Graham speaking at a Crusade in Oslo, Norway, 1955

Later life


Graham said that his planned retirement was because of his failing health; he had suffered from hydrocephalus since 1992. In August 2005, Graham appeared at the groundbreaking for his library in Charlotte, North Carolina. Then 86, he used a walker during the ceremony. On July 9, 2006, he spoke at the Metro Maryland Franklin Graham Festival, held in Baltimore, Maryland, at Oriole Park at Camden Yards.
In April 2010, Graham, at 91 and with substantial vision and hearing loss, made a rare public appearance at the re-dedication of the renovated Billy Graham Library.

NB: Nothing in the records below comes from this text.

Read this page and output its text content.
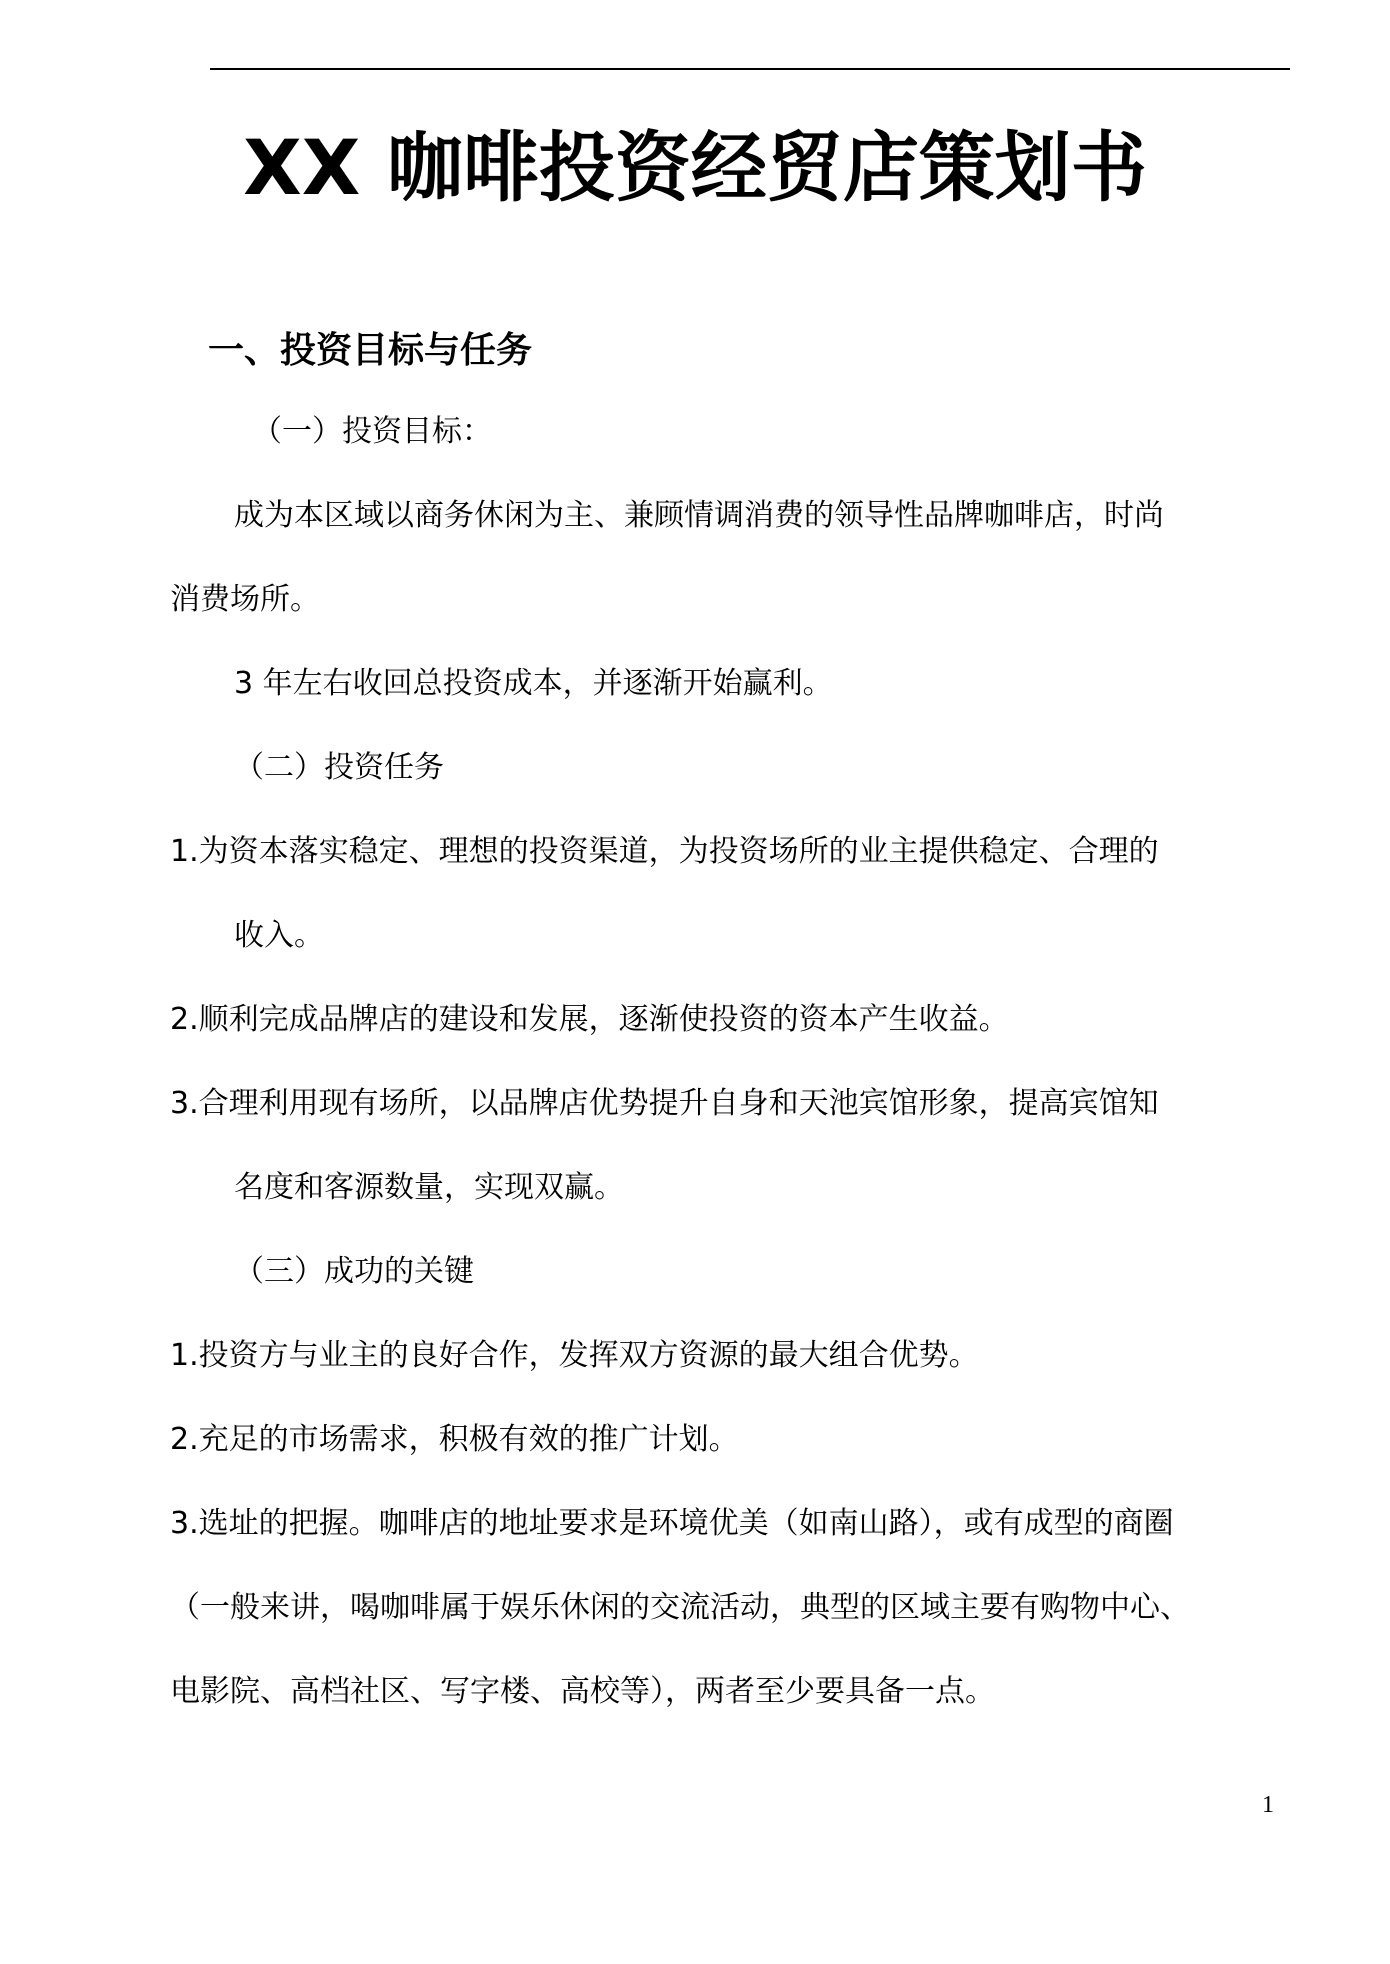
XX 咖啡投资经贸店策划书
一、投资目标与任务
（一）投资目标：
成为本区域以商务休闲为主、兼顾情调消费的领导性品牌咖啡店，时尚
消费场所。
3 年左右收回总投资成本，并逐渐开始赢利。
（二）投资任务
1.为资本落实稳定、理想的投资渠道，为投资场所的业主提供稳定、合理的
收入。
2.顺利完成品牌店的建设和发展，逐渐使投资的资本产生收益。
3.合理利用现有场所，以品牌店优势提升自身和天池宾馆形象，提高宾馆知
名度和客源数量，实现双赢。
（三）成功的关键
1.投资方与业主的良好合作，发挥双方资源的最大组合优势。
2.充足的市场需求，积极有效的推广计划。
3.选址的把握。咖啡店的地址要求是环境优美（如南山路），或有成型的商圈
（一般来讲，喝咖啡属于娱乐休闲的交流活动，典型的区域主要有购物中心、
电影院、高档社区、写字楼、高校等），两者至少要具备一点。
1
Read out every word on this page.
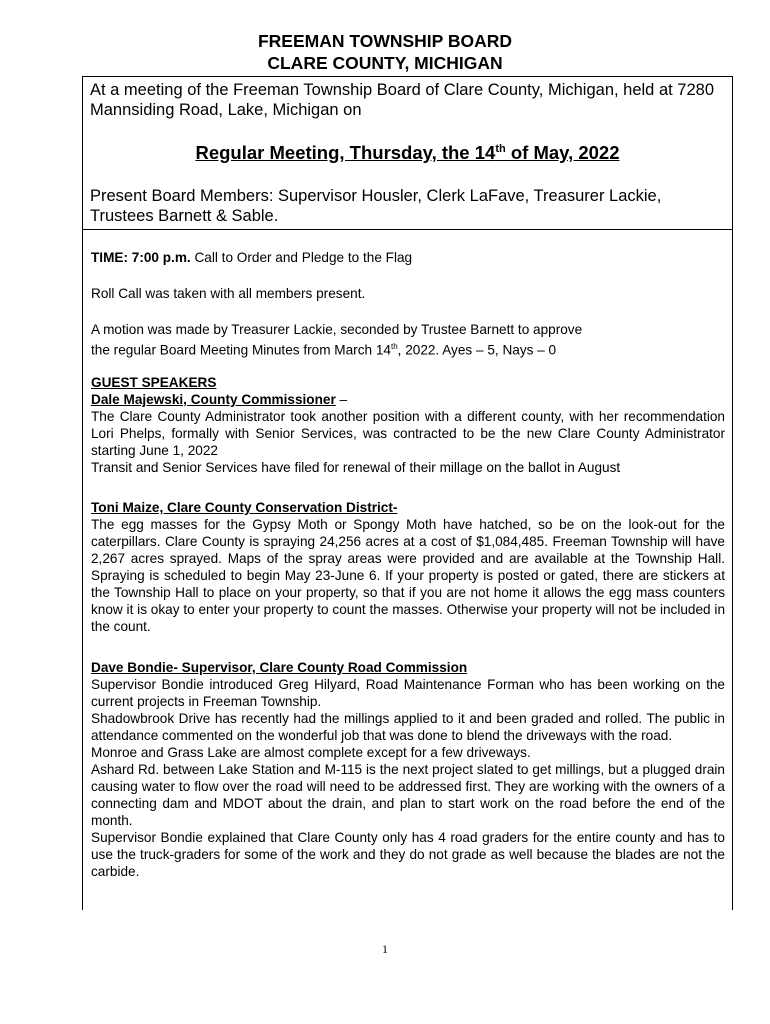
FREEMAN TOWNSHIP BOARD
CLARE COUNTY, MICHIGAN
At a meeting of the Freeman Township Board of Clare County, Michigan, held at 7280 Mannsiding Road, Lake, Michigan on
Regular Meeting, Thursday, the 14th of May, 2022
Present Board Members: Supervisor Housler, Clerk LaFave, Treasurer Lackie, Trustees Barnett & Sable.
TIME: 7:00 p.m. Call to Order and Pledge to the Flag
Roll Call was taken with all members present.
A motion was made by Treasurer Lackie, seconded by Trustee Barnett to approve
the regular Board Meeting Minutes from March 14th, 2022. Ayes – 5, Nays – 0
GUEST SPEAKERS
Dale Majewski, County Commissioner –
The Clare County Administrator took another position with a different county, with her recommendation Lori Phelps, formally with Senior Services, was contracted to be the new Clare County Administrator starting June 1, 2022
Transit and Senior Services have filed for renewal of their millage on the ballot in August
Toni Maize, Clare County Conservation District-
The egg masses for the Gypsy Moth or Spongy Moth have hatched, so be on the look-out for the caterpillars. Clare County is spraying 24,256 acres at a cost of $1,084,485. Freeman Township will have 2,267 acres sprayed. Maps of the spray areas were provided and are available at the Township Hall. Spraying is scheduled to begin May 23-June 6. If your property is posted or gated, there are stickers at the Township Hall to place on your property, so that if you are not home it allows the egg mass counters know it is okay to enter your property to count the masses. Otherwise your property will not be included in the count.
Dave Bondie- Supervisor, Clare County Road Commission
Supervisor Bondie introduced Greg Hilyard, Road Maintenance Forman who has been working on the current projects in Freeman Township.
Shadowbrook Drive has recently had the millings applied to it and been graded and rolled. The public in attendance commented on the wonderful job that was done to blend the driveways with the road.
Monroe and Grass Lake are almost complete except for a few driveways.
Ashard Rd. between Lake Station and M-115 is the next project slated to get millings, but a plugged drain causing water to flow over the road will need to be addressed first. They are working with the owners of a connecting dam and MDOT about the drain, and plan to start work on the road before the end of the month.
Supervisor Bondie explained that Clare County only has 4 road graders for the entire county and has to use the truck-graders for some of the work and they do not grade as well because the blades are not the carbide.
1
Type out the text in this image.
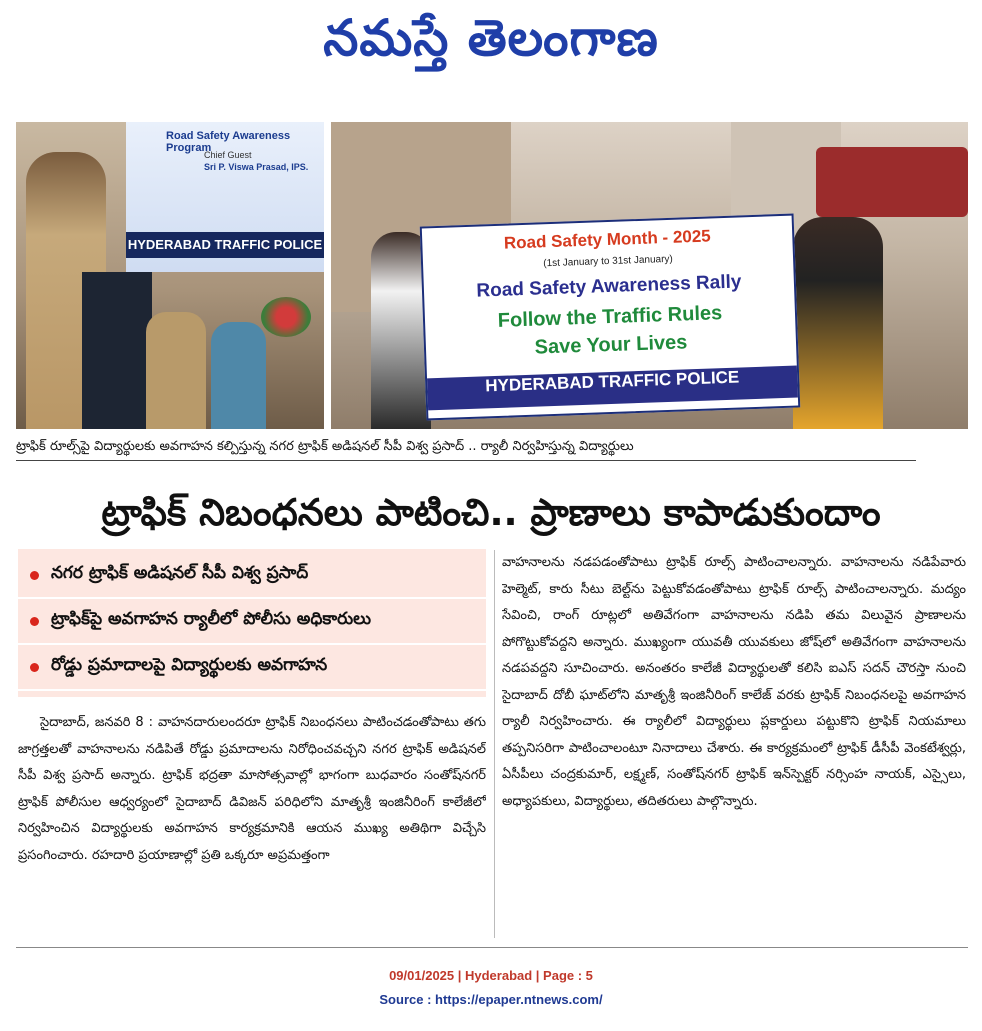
నమస్తే తెలంగాణ
Road Safety Awareness Program
Chief Guest
Sri P. Viswa Prasad, IPS.
HYDERABAD TRAFFIC POLICE	Road Safety Month - 2025
(1st January to 31st January)
Road Safety Awareness Rally
Follow the Traffic Rules
Save Your Lives
HYDERABAD TRAFFIC POLICE
ట్రాఫిక్ రూల్స్‌పై విద్యార్థులకు అవగాహన కల్పిస్తున్న నగర ట్రాఫిక్ అడిషనల్ సీపీ విశ్వ ప్రసాద్ .. ర్యాలీ నిర్వహిస్తున్న విద్యార్థులు
ట్రాఫిక్ నిబంధనలు పాటించి.. ప్రాణాలు కాపాడుకుందాం
నగర ట్రాఫిక్ అడిషనల్ సీపీ విశ్వ ప్రసాద్
ట్రాఫిక్‌పై అవగాహన ర్యాలీలో పోలీసు అధికారులు
రోడ్డు ప్రమాదాలపై విద్యార్థులకు అవగాహన
సైదాబాద్, జనవరి 8 : వాహనదారులందరూ ట్రాఫిక్ నిబంధనలు పాటించడంతోపాటు తగు జాగ్రత్తలతో వాహనాలను నడిపితే రోడ్డు ప్రమాదాలను నిరోధించవచ్చని నగర ట్రాఫిక్ అడిషనల్ సీపీ విశ్వ ప్రసాద్ అన్నారు. ట్రాఫిక్ భద్రతా మాసోత్సవాల్లో భాగంగా బుధవారం సంతోష్‌నగర్ ట్రాఫిక్ పోలీసుల ఆధ్వర్యంలో సైదాబాద్ డివిజన్ పరిధిలోని మాతృశ్రీ ఇంజినీరింగ్ కాలేజీలో నిర్వహించిన విద్యార్థులకు అవగాహన కార్యక్రమానికి ఆయన ముఖ్య అతిథిగా విచ్చేసి ప్రసంగించారు. రహదారి ప్రయాణాల్లో ప్రతి ఒక్కరూ అప్రమత్తంగా
వాహనాలను నడపడంతోపాటు ట్రాఫిక్ రూల్స్ పాటించాలన్నారు. వాహనాలను నడిపేవారు హెల్మెట్, కారు సీటు బెల్ట్‌ను పెట్టుకోవడంతోపాటు ట్రాఫిక్ రూల్స్ పాటించాలన్నారు. మద్యం సేవించి, రాంగ్ రూట్లలో అతివేగంగా వాహనాలను నడిపి తమ విలువైన ప్రాణాలను పోగొట్టుకోవద్దని అన్నారు. ముఖ్యంగా యువతీ యువకులు జోష్‌లో అతివేగంగా వాహనాలను నడపవద్దని సూచించారు. అనంతరం కాలేజీ విద్యార్థులతో కలిసి ఐఎస్ సదన్ చౌరస్తా నుంచి సైదాబాద్ దోబీ ఘాట్‌లోని మాతృశ్రీ ఇంజినీరింగ్ కాలేజ్ వరకు ట్రాఫిక్ నిబంధనలపై అవగాహన ర్యాలీ నిర్వహించారు. ఈ ర్యాలీలో విద్యార్థులు ప్లకార్డులు పట్టుకొని ట్రాఫిక్ నియమాలు తప్పనిసరిగా పాటించాలంటూ నినాదాలు చేశారు. ఈ కార్యక్రమంలో ట్రాఫిక్ డీసీపీ వెంకటేశ్వర్లు, ఏసీపీలు చంద్రకుమార్, లక్ష్మణ్, సంతోష్‌నగర్ ట్రాఫిక్ ఇన్‌స్పెక్టర్ నర్సింహ నాయక్, ఎస్సైలు, అధ్యాపకులు, విద్యార్థులు, తదితరులు పాల్గొన్నారు.
09/01/2025 | Hyderabad | Page : 5
Source : https://epaper.ntnews.com/
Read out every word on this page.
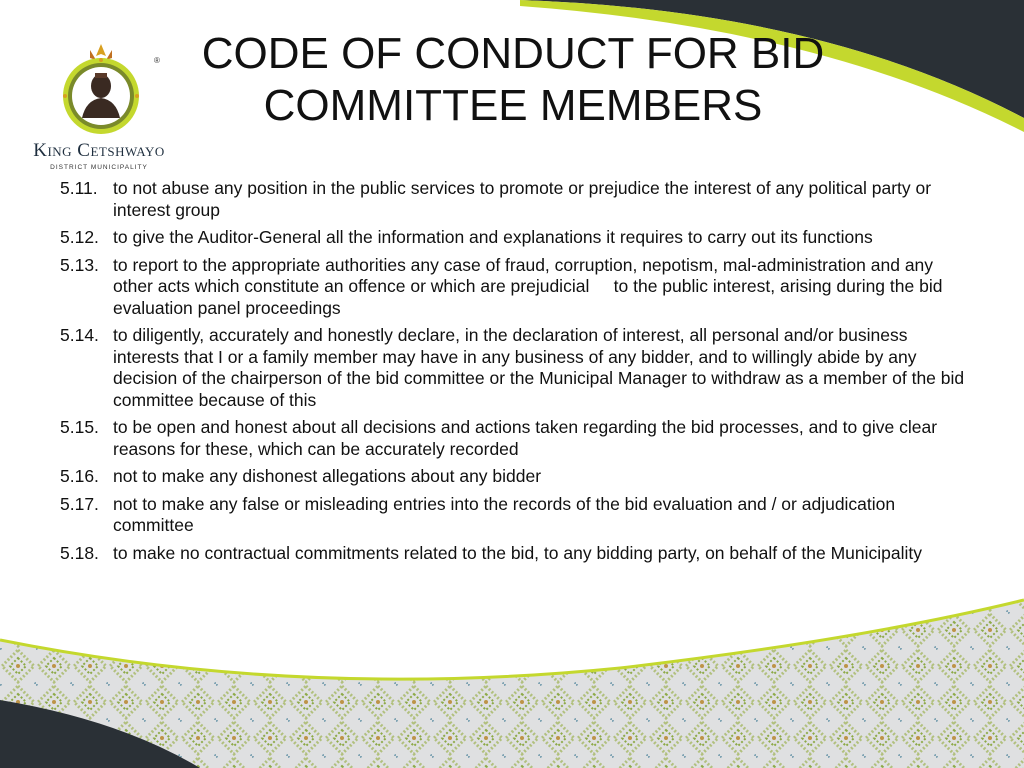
®
King Cetshwayo
DISTRICT MUNICIPALITY
CODE OF CONDUCT FOR BID
COMMITTEE MEMBERS
5.11. to not abuse any position in the public services to promote or prejudice the interest of any political party or interest group
5.12. to give the Auditor-General all the information and explanations it requires to carry out its functions
5.13. to report to the appropriate authorities any case of fraud, corruption, nepotism, mal-administration and any other acts which constitute an offence or which are prejudicial     to the public interest, arising during the bid evaluation panel proceedings
5.14. to diligently, accurately and honestly declare, in the declaration of interest, all personal and/or business interests that I or a family member may have in any business of any bidder, and to willingly abide by any decision of the chairperson of the bid committee or the Municipal Manager to withdraw as a member of the bid committee because of this
5.15. to be open and honest about all decisions and actions taken regarding the bid processes, and to give clear reasons for these, which can be accurately recorded
5.16. not to make any dishonest allegations about any bidder
5.17. not to make any false or misleading entries into the records of the bid evaluation and / or adjudication committee
5.18. to make no contractual commitments related to the bid, to any bidding party, on behalf of the Municipality
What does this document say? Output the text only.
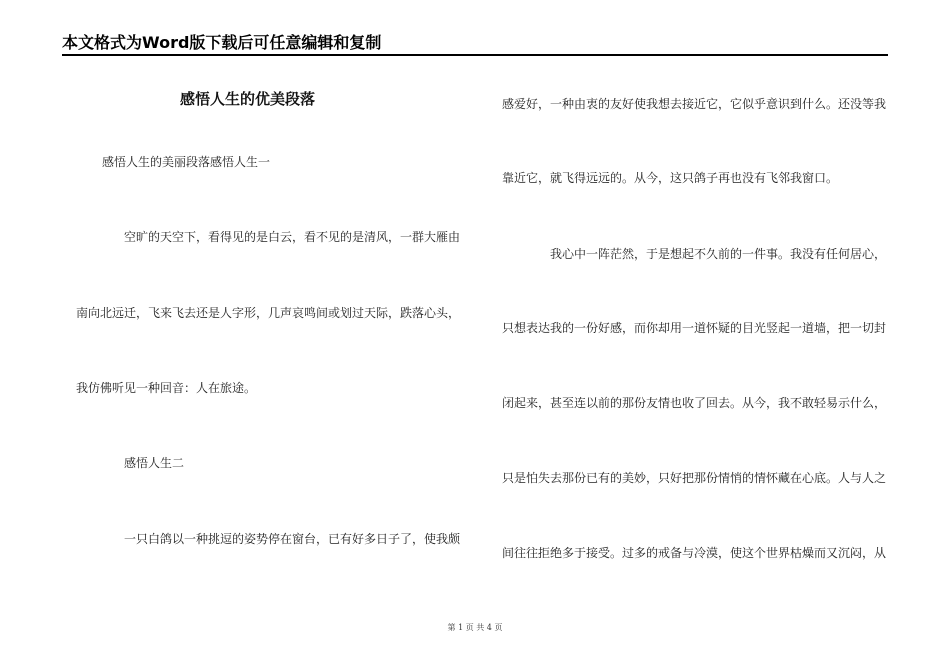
本文格式为Word版下载后可任意编辑和复制
感悟人生的优美段落
感悟人生的美丽段落感悟人生一
空旷的天空下，看得见的是白云，看不见的是清风，一群大雁由
南向北远迁，飞来飞去还是人字形，几声哀鸣间或划过天际，跌落心头，
我仿佛听见一种回音：人在旅途。
感悟人生二
一只白鸽以一种挑逗的姿势停在窗台，已有好多日子了，使我颇
感爱好，一种由衷的友好使我想去接近它，它似乎意识到什么。还没等我
靠近它，就飞得远远的。从今，这只鸽子再也没有飞邻我窗口。
我心中一阵茫然，于是想起不久前的一件事。我没有任何居心，
只想表达我的一份好感，而你却用一道怀疑的目光竖起一道墙，把一切封
闭起来，甚至连以前的那份友情也收了回去。从今，我不敢轻易示什么，
只是怕失去那份已有的美妙，只好把那份情悄的情怀藏在心底。人与人之
间往往拒绝多于接受。过多的戒备与冷漠，使这个世界枯燥而又沉闷，从
第 1 页 共 4 页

There had been controversy over Graham's proposed burial place; he announced in June 2007 that he and his wife would be buried alongside each other at the Billy Graham Library in his hometown of Charlotte, North Carolina. Graham's younger son Ned had argued with older son Franklin about whether burial at a library would be appropriate. Ruth Graham had said that she wanted to be buried not in Charlotte but in the mountains near Asheville, North Carolina, where she had lived for many years; Ned supported his mother's choice.   Novelist Patricia Cornwell, a family friend, also opposed burial at the library, calling it a tourist attraction. Franklin wanted his parents to be buried at the library site.   At the time of Ruth Graham's death, it was announced that they would be buried at the library site.
Graham died on February 21, 2018, at his home in Montreat, North Carolina, at the age of 99. No cause of death was officially disclosed.   On February 28 and March 1, 2018, Billy Graham will become the fourth private citizen in United States history to lie in honor in the Rotunda of the United States Capitol in Washington, D.C.